At the end of one of the sessions, a girl looked over the jobs and sighed, saying that they didn’t have very good salaries. I said that for someone her age (17), I thought that actually they were quite good – then asked her what kind of salary she was expecting. She said without hesitation that she wanted to earn £30k. Babe, you and me both!

I work with a lot of different companies, helping them attract young people into applying. Something that comes up a lot is that they feel that young people are “entitled” and that they expect amazing things for little work.

I don’t think this is true at all, though I do think that young people have a warped view of what life is like. It is a fact that we (especially British people) don’t talk about money a lot, and I bet people don’t talk about money that much with their kids. How useful would it be if a parent sat their teen down and went through budgeting with them? Say “this is what I earn, and this is what dad/mum earns, this is the mortgage, the bills. How much do we have to spend on food and treats this month?”

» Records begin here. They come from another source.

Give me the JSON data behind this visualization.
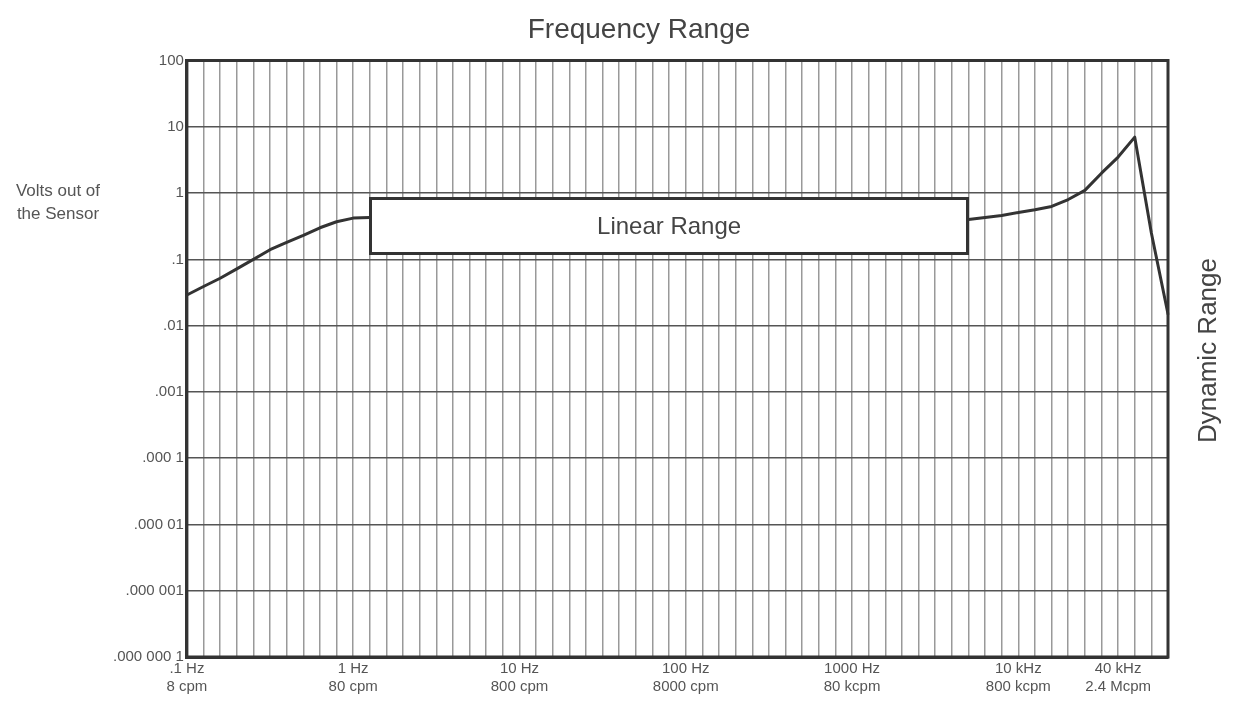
{
  "chart_data": {
    "type": "line",
    "title": "Frequency Range",
    "ylabel": "Volts out of the Sensor",
    "y2label": "Dynamic Range",
    "log": "y",
    "grid": true,
    "legend": false,
    "marker": "none",
    "line_style": "solid",
    "categories": [
      ".1 Hz\n8 cpm",
      null,
      null,
      null,
      null,
      null,
      null,
      null,
      null,
      null,
      "1 Hz\n80 cpm",
      null,
      null,
      null,
      null,
      null,
      null,
      null,
      null,
      null,
      "10 Hz\n800 cpm",
      null,
      null,
      null,
      null,
      null,
      null,
      null,
      null,
      null,
      "100 Hz\n8000 cpm",
      null,
      null,
      null,
      null,
      null,
      null,
      null,
      null,
      null,
      "1000 Hz\n80 kcpm",
      null,
      null,
      null,
      null,
      null,
      null,
      null,
      null,
      null,
      "10 kHz\n800 kcpm",
      null,
      null,
      null,
      null,
      null,
      "40 kHz\n2.4 Mcpm",
      null,
      null,
      null
    ],
    "series": [
      {
        "color": "#333333",
        "values": [
          0.029,
          0.039,
          0.052,
          0.072,
          0.1,
          0.14,
          0.18,
          0.23,
          0.3,
          0.37,
          0.42,
          0.43,
          null,
          null,
          null,
          null,
          null,
          null,
          null,
          null,
          null,
          null,
          null,
          null,
          null,
          null,
          null,
          null,
          null,
          null,
          null,
          null,
          null,
          null,
          null,
          null,
          null,
          null,
          null,
          null,
          null,
          null,
          null,
          null,
          null,
          null,
          null,
          0.4,
          0.43,
          0.46,
          0.51,
          0.56,
          0.63,
          0.8,
          1.1,
          2,
          3.5,
          7,
          0.25,
          0.015
        ]
      }
    ],
    "ylim": [
      1e-07,
      100
    ],
    "yticks": [
      {
        "value": 100,
        "label": "100"
      },
      {
        "value": 10,
        "label": "10"
      },
      {
        "value": 1,
        "label": "1"
      },
      {
        "value": 0.1,
        "label": ".1"
      },
      {
        "value": 0.01,
        "label": ".01"
      },
      {
        "value": 0.001,
        "label": ".001"
      },
      {
        "value": 0.0001,
        "label": ".000 1"
      },
      {
        "value": 1e-05,
        "label": ".000 01"
      },
      {
        "value": 1e-06,
        "label": ".000 001"
      },
      {
        "value": 1e-07,
        "label": ".000 000 1"
      }
    ],
    "annotations": [
      "Linear Range"
    ]
  }
}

Students will often ask the professionals I invite to their schools how much money they earn but even if they are answered properly, would a 15 year old actually know what kind of lifestyle £20k would give someone as opposed to £35k? Talking with your kids about money would greatly help them have more informed expectations from life when they leave home.

As for expecting the world for little work – I think this is a sign of the times. Social media makes everything look perfect, effortless. While adults are busy bragging about how little sleep they get in order to be successful, young people are building a world where they “just” have to do something like create YouTube videos to make a living.

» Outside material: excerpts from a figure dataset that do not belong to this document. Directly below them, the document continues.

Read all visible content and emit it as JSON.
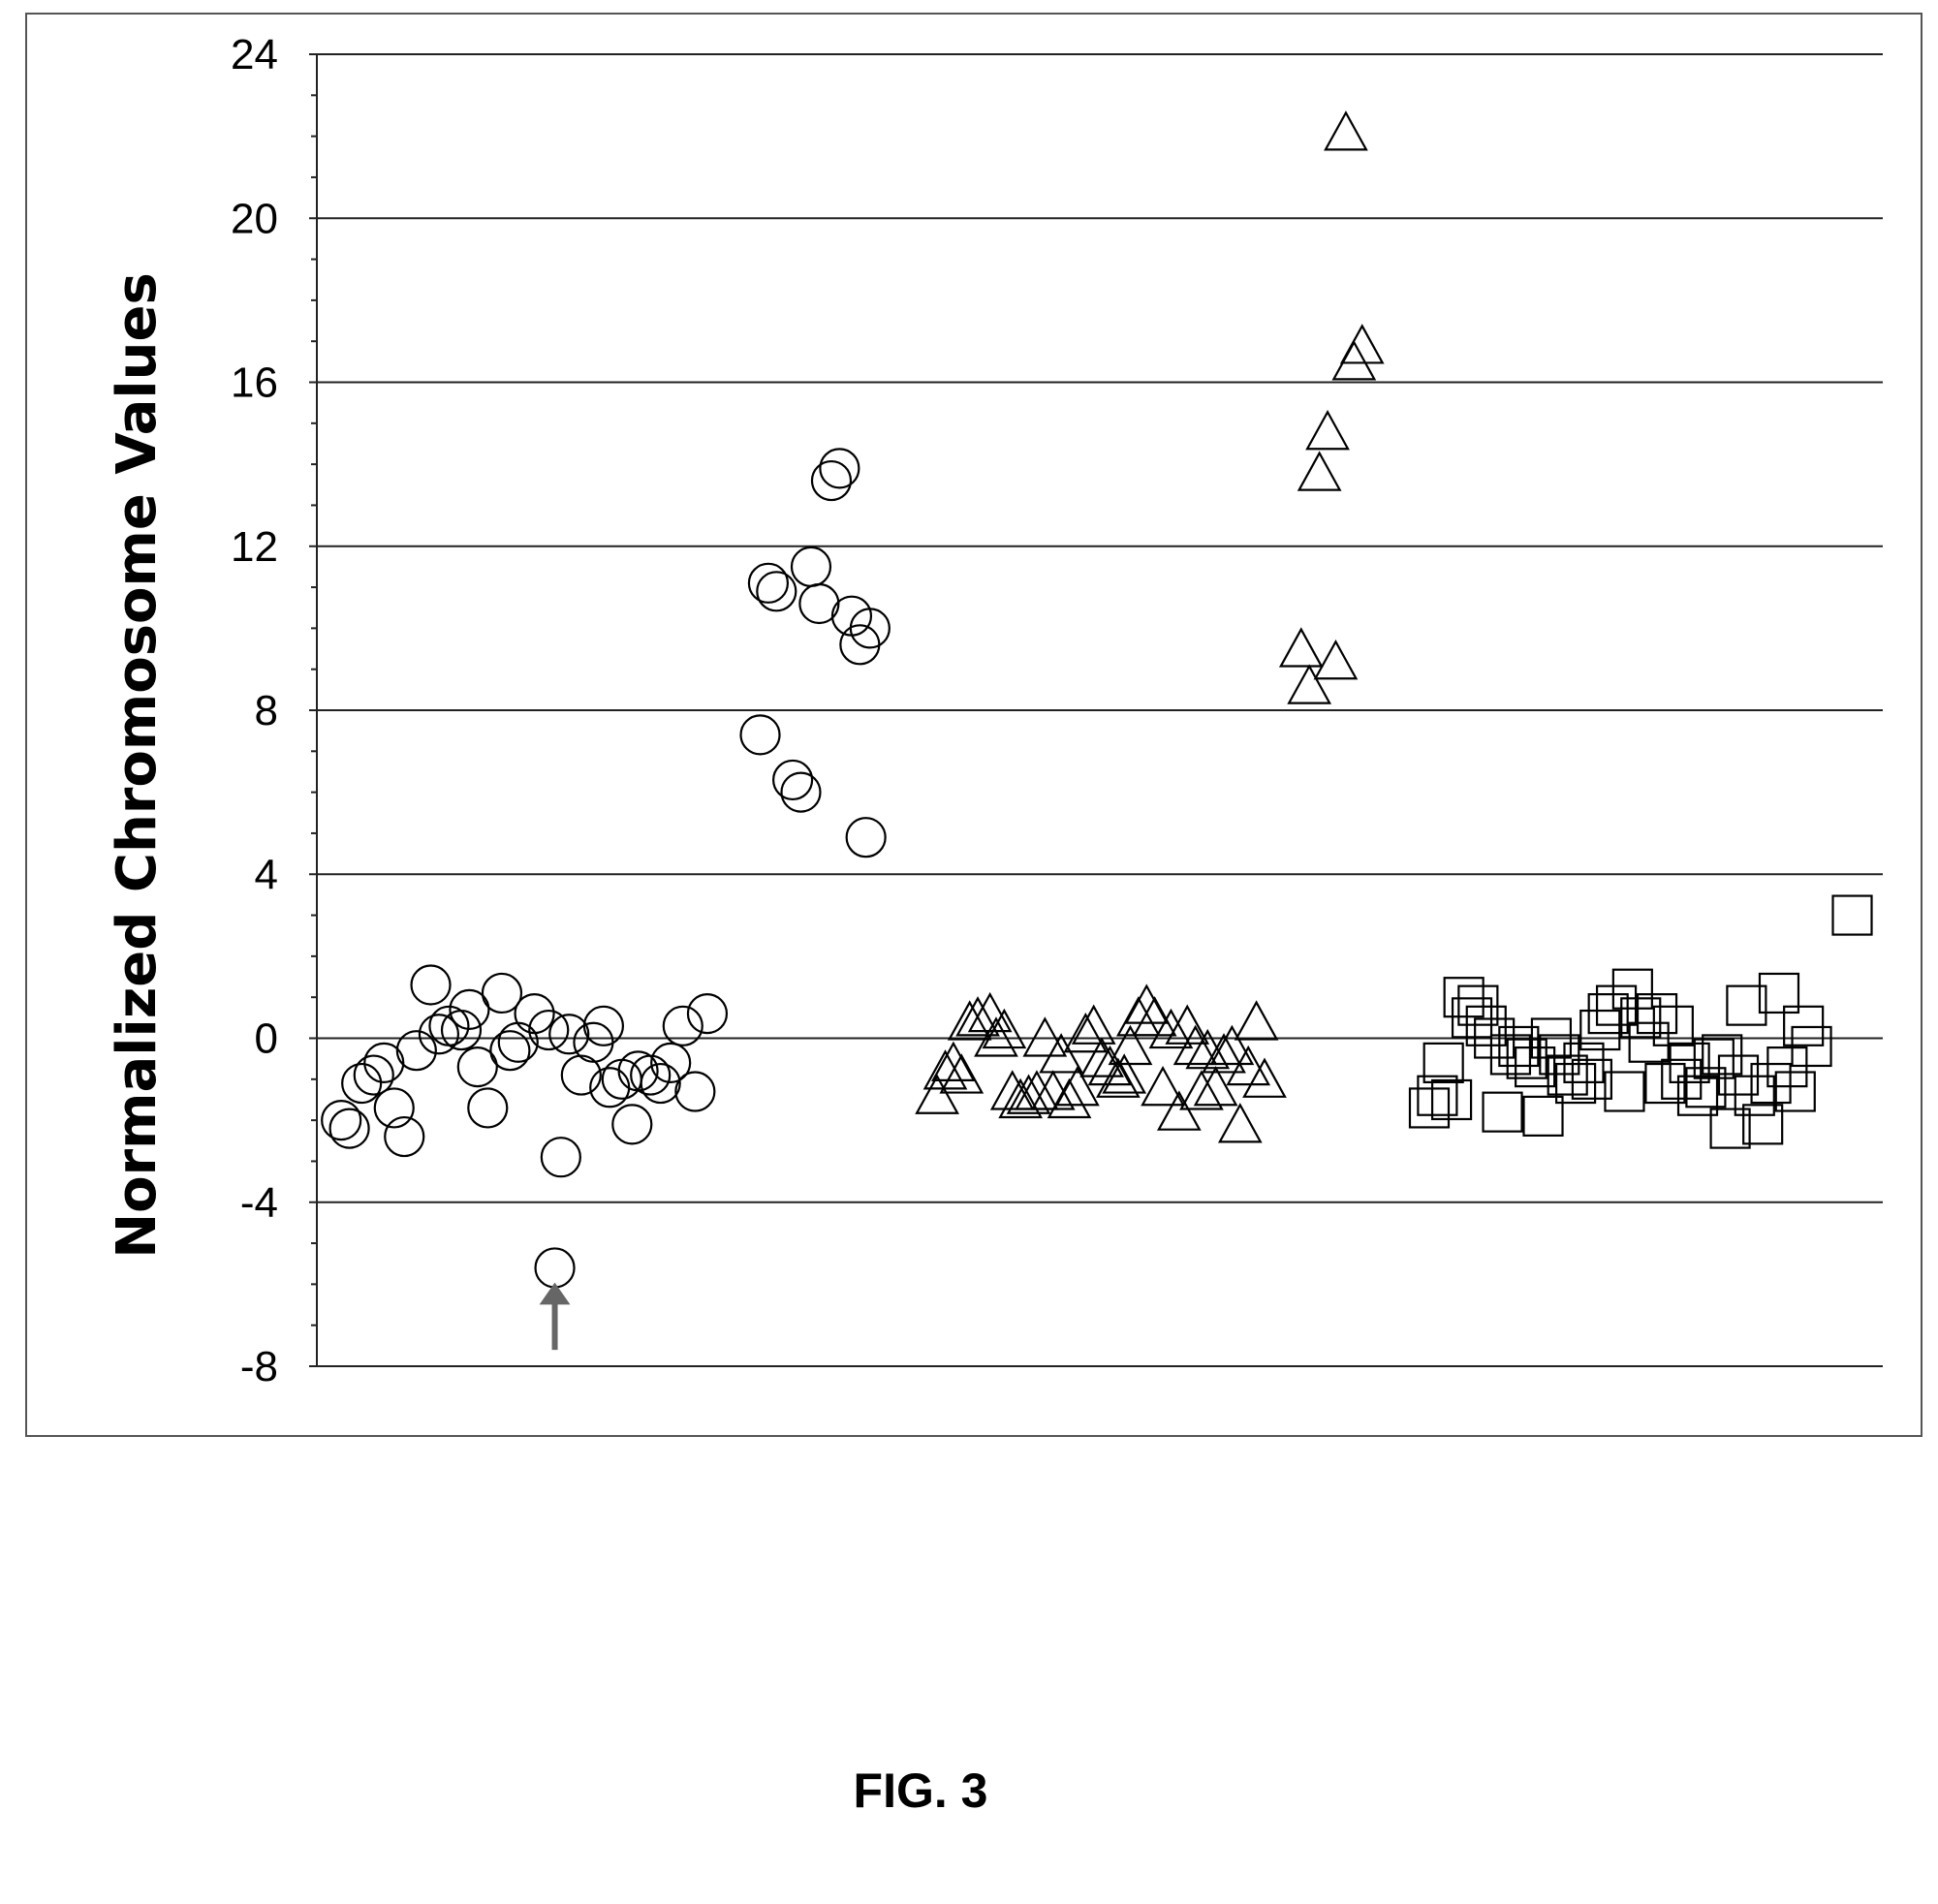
{
  "chart_data": {
    "type": "scatter",
    "ylabel": "Normalized Chromosome Values",
    "ylim": [
      -8,
      24
    ],
    "yticks": [
      -8,
      -4,
      0,
      4,
      8,
      12,
      16,
      20,
      24
    ],
    "grid": true,
    "caption": "FIG. 3",
    "series": [
      {
        "marker": "circle",
        "values": [
          -2.0,
          -2.2,
          -1.1,
          -0.9,
          -0.6,
          -1.7,
          -2.4,
          -0.3,
          1.3,
          0.1,
          0.3,
          0.2,
          0.7,
          -0.7,
          -1.7,
          1.1,
          -0.3,
          -0.1,
          0.6,
          0.2,
          -2.9,
          -5.6,
          0.1,
          -0.9,
          -0.1,
          0.3,
          -1.2,
          -1.0,
          -2.1,
          -0.8,
          -0.9,
          -1.1,
          -0.6,
          0.3,
          -1.3,
          0.6,
          7.4,
          11.1,
          10.9,
          6.3,
          6.0,
          11.5,
          10.6,
          13.6,
          13.9,
          10.3,
          9.6,
          10.0,
          4.9
        ],
        "x": [
          1.2,
          1.6,
          2.2,
          2.8,
          3.3,
          3.8,
          4.3,
          4.9,
          5.6,
          6.0,
          6.5,
          7.1,
          7.5,
          7.9,
          8.4,
          9.1,
          9.5,
          9.9,
          10.7,
          11.4,
          12.0,
          11.7,
          12.4,
          13.0,
          13.6,
          14.1,
          14.4,
          15.0,
          15.5,
          15.8,
          16.4,
          16.9,
          17.4,
          18.0,
          18.6,
          19.2,
          21.8,
          22.2,
          22.6,
          23.4,
          23.8,
          24.3,
          24.7,
          25.3,
          25.7,
          26.3,
          26.7,
          27.2,
          27.0
        ]
      },
      {
        "marker": "triangle",
        "values": [
          -1.4,
          -0.8,
          -0.6,
          -0.9,
          0.4,
          0.5,
          0.6,
          0.0,
          0.2,
          -1.3,
          -1.5,
          -1.4,
          -1.3,
          0.0,
          -1.3,
          -0.4,
          -1.5,
          -1.2,
          0.1,
          0.3,
          -0.5,
          -0.7,
          -1.0,
          -0.9,
          -0.2,
          0.5,
          0.8,
          0.5,
          -1.2,
          0.2,
          -1.8,
          0.3,
          -0.2,
          -1.3,
          -0.3,
          -1.2,
          -0.4,
          -0.2,
          -2.1,
          -0.7,
          0.4,
          -1.0,
          9.5,
          8.6,
          13.8,
          14.8,
          9.2,
          22.1,
          16.5,
          16.9
        ],
        "x": [
          30.5,
          30.9,
          31.3,
          31.7,
          32.1,
          32.5,
          33.1,
          33.4,
          33.8,
          34.2,
          34.6,
          35.0,
          35.4,
          35.8,
          36.2,
          36.6,
          37.0,
          37.4,
          37.8,
          38.2,
          38.6,
          39.0,
          39.4,
          39.7,
          40.0,
          40.4,
          40.8,
          41.2,
          41.6,
          42.0,
          42.4,
          42.8,
          43.2,
          43.5,
          43.8,
          44.2,
          44.6,
          45.0,
          45.4,
          45.8,
          46.2,
          46.6,
          48.4,
          48.8,
          49.3,
          49.7,
          50.1,
          50.6,
          51.0,
          51.4
        ]
      },
      {
        "marker": "square",
        "values": [
          -1.7,
          -1.4,
          -0.6,
          -1.5,
          1.0,
          0.5,
          0.8,
          0.3,
          0.0,
          -1.8,
          -0.4,
          -0.2,
          -0.5,
          -0.7,
          -1.9,
          0.0,
          -0.4,
          -0.9,
          -1.1,
          -0.6,
          -1.0,
          0.2,
          0.6,
          0.8,
          -1.3,
          1.2,
          0.5,
          -0.1,
          0.6,
          -1.1,
          0.3,
          -1.0,
          -0.6,
          -1.4,
          -1.2,
          -0.5,
          -0.4,
          -2.2,
          -0.9,
          0.8,
          -1.4,
          -2.1,
          -1.1,
          1.1,
          -0.7,
          -1.3,
          0.3,
          -0.2,
          3.0
        ],
        "x": [
          54.7,
          55.1,
          55.4,
          55.8,
          56.4,
          56.8,
          57.1,
          57.5,
          57.9,
          58.3,
          58.7,
          59.1,
          59.5,
          59.9,
          60.3,
          60.7,
          61.1,
          61.5,
          61.9,
          62.3,
          62.7,
          63.1,
          63.5,
          63.9,
          64.3,
          64.7,
          65.1,
          65.5,
          65.9,
          66.3,
          66.7,
          67.1,
          67.5,
          67.9,
          68.3,
          68.7,
          69.1,
          69.5,
          69.9,
          70.3,
          70.7,
          71.1,
          71.5,
          71.9,
          72.3,
          72.7,
          73.1,
          73.5,
          75.5
        ]
      }
    ],
    "xlim": [
      0,
      77
    ],
    "annotations": [
      {
        "kind": "arrow",
        "x": 11.7,
        "y_tip": -6.0,
        "y_tail": -7.6
      }
    ]
  }
}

I was speaking with Grandma about dad when he was younger the other week, and she said that when he started out working when he was 16, he frequently turned up to work late, and didn’t try as hard as he should have. But he kept his job. I think people often forget how long it took them to get into the swing of being a responsible person; not everyone gets it at first. I certainly wouldn’t have been a hard worker when I was 18.

Within my work, not only do I want to help young people get to where they want to go, but I want to remove this stigma people are putting on young people. They’re not all glued to their phones and unwilling to work.

I hope to find other people to discuss these points with! Otherwise I’ll be shouting into the void. Please do comment below and let me know how you think we can help young people have better expectations for the Real World!


  1. My parents taught me early about budgeting, and that money is not unlimited. Basically, the concept that spending money on a means you have less money for b. i am ever so grateful.
    working in hr in the us, i have to say i saw the entitlement. parents called me on a semi-regular basis to discuss (or attempt to, as i refused on the grounds of confidentiality) their child’s performance review, salary, etc.

  2. When I was in primary school, there were units on currency and on what things cost- that topic was revisited in Home Economics class and a few other places. It’s important to give young people real-world examples of what things cost. It’s easy to think that you can make it on $SALARY, but until you start to live month to month, it’s easy to overlook all the tiny things that can eat away at the money you think you have.